Anyway, both technologies are right up my alley. I've been keeping an electronic journal in Word since 1994, and I've been tracking my swimming yardage in an Excel spreadsheet since 1996. I've been looking for ways to improve both. The Word docs are nice, but I can't search them very easily. I thought about using Lucene to index and search the documents, but then I learned that my swim tracking got in the way. I started by embedding a spreadsheet into the Word doc at the start of every month. The POI library that I used to read the Word docs blew up over the Excel spreadsheets. So I had to move the Excel data out of the Word documents and into something better.
I became interested in data warehousing and dimensional modeling. I'm designing a data warehouse for my swimming data now.

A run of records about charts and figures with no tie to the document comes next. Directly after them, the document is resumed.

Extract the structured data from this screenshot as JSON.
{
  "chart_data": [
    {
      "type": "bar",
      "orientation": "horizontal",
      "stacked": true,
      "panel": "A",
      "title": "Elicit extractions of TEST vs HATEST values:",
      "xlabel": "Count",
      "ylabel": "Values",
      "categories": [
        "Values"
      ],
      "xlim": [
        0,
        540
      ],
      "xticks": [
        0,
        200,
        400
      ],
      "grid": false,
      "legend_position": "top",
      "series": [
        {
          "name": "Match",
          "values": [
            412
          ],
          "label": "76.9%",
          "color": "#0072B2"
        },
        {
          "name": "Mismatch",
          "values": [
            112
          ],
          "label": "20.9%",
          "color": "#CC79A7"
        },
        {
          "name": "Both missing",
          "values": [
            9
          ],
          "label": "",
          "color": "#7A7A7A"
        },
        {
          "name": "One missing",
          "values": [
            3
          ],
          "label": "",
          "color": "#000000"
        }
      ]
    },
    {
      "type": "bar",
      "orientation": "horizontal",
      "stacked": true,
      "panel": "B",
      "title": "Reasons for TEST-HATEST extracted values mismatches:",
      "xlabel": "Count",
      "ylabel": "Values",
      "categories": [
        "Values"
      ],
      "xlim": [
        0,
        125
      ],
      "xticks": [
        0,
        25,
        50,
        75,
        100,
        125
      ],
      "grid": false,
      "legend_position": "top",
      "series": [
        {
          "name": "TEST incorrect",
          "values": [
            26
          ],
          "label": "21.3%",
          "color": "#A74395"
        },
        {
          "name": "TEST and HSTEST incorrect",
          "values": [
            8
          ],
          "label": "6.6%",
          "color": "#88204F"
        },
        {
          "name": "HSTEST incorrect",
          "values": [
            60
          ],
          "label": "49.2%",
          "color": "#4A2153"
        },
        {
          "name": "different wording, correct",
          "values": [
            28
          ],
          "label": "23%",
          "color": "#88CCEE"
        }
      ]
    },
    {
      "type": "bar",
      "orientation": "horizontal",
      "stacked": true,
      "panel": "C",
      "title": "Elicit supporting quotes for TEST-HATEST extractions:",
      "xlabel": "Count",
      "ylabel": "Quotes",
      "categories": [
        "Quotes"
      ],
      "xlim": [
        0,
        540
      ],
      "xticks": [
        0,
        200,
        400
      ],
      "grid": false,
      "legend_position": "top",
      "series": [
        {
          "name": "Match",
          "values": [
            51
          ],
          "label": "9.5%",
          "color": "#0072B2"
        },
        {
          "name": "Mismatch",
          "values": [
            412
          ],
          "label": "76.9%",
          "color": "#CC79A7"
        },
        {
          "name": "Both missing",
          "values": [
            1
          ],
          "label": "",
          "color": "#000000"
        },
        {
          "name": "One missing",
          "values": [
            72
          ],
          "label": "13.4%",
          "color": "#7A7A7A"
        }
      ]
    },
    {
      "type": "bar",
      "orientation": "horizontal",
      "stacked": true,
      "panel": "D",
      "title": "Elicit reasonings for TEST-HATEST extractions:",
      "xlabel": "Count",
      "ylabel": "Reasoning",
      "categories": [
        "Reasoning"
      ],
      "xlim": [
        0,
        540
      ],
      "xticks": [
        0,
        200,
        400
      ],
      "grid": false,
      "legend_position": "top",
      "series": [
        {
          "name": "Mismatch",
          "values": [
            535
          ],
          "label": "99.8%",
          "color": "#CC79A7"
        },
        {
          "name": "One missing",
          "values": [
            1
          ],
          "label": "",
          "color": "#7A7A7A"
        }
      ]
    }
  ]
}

It's a surprisingly good demonstration for the problems of data warehouses and ETL. I'm guilty of "premature roll-up" (don't tell my wife). I aggregated my data by week, and now I'll have to work really hard to get back the finer grained daily results.
GoalsOnTrack seems like a great way to track all the other things that I need to get done. I've been pretty good about doing yoga on my own since I started taking a weekly class fifteen months ago, but actually seeing the hours spent in downward dog accumulate would be a great motivator. I'd love to brush up on the mathematics I've forgotten and learn the news things I need to take a new direction at work, but I'm a lazy man who tends to watch the Boston Celtics on television too much. Having a measure, like my swimming yardage totals, seems to motivate me.
How much tracking does one person need? After a while, the tracking activity consumes a great deal of your time. How anal.
Bloggers like Seth Godin and Jeff Atwood are my latest heroes. I don't know how they manage to be so insightful. Seth Godin posts every day. That old adage about writers having to write every day seems to be true. If I'm going to find a voice, I'll just have to start getting used to the idea of writing every day.